Richard Harris a été condamné à 32 mois de prison pour fraude bancaire et usurpation d’identité aggravée liée à une opération de faux chèques. Selon le DOJ, des sacs et des carnets de chèques ont été dérobés dans des véhicules sans surveillance, puis des chèques falsifiés ont été encaissés à l’aide d’identifiants volés.

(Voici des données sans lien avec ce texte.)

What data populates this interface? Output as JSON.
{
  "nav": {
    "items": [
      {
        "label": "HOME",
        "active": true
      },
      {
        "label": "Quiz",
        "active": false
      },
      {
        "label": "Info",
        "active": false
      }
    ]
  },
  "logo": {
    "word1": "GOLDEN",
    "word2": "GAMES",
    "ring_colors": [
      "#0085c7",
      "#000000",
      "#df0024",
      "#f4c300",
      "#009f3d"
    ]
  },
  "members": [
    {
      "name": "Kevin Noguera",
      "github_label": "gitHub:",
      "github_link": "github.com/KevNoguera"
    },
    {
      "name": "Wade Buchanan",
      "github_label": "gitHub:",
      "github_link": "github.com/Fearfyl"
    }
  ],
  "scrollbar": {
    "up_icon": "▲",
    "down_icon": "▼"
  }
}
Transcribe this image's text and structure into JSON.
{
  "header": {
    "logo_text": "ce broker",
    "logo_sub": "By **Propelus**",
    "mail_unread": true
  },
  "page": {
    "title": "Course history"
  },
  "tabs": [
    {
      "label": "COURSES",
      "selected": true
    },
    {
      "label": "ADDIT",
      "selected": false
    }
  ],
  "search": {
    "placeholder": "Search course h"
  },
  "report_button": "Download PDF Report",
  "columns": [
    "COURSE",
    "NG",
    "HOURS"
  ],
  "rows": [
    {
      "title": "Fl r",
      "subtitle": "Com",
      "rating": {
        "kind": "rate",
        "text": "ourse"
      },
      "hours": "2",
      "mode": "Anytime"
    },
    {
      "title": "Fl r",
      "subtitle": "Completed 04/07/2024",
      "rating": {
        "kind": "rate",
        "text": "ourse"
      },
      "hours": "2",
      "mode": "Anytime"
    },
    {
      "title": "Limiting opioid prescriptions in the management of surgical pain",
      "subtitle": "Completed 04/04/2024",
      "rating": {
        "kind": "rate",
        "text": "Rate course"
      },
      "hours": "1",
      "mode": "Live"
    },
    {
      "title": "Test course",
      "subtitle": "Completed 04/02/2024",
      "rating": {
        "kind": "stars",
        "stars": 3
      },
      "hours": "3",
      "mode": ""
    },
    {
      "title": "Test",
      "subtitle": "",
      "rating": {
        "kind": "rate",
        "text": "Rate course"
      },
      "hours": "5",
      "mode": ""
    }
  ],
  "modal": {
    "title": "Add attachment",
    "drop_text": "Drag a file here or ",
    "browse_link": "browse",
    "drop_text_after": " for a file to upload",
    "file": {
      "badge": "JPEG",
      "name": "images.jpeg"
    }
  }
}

Un homme en Floride, Richard Harris, a été condamné à 32 mois d’emprisonnement pour fraude bancaire et usurpation d’identité aggravée en lien avec un schéma de falsification de chèques. Le ministère américain de la Justice (district du Maine) indique que Harris et ses co-conspirateurs ont volé des sacs à main et des portefeuilles dans des véhicules laissés sans surveillance, des objets contenant notamment des permis de conduire et des carnets de chèques. Les procureurs expliquent que les identités et documents obtenus lors de ces vols ont ensuite servi à se faire passer pour les victimes afin d’encaisser, ou de traiter autrement, des chèques falsifiés. L’affaire illustre un parcours fréquent entre le vol de proximité et la fraude financière : dès qu’un fraudeur met la main sur des données personnelles et des instruments de paiement, la tromperie peut s’intensifier rapidement, toucher plusieurs comptes et se répercuter sur de nombreuses transactions. La description du DOJ montre également que l’usurpation d’identité peut avoir un rôle opérationnel, au-delà d’une simple prise de contrôle de compte : les pièces d’identité volées peuvent être utilisées pour valider la fraude auprès des institutions financières lors du dépôt ou de l’encaissement des chèques. La peine prononcée s’inscrit dans les efforts fédéraux visant à dissuader l’usurpation d’identité et la fraude fondée sur les chèques, susceptibles de causer des préjudices durables, notamment des pertes financières et des démarches de rétablissement longues pour les victimes.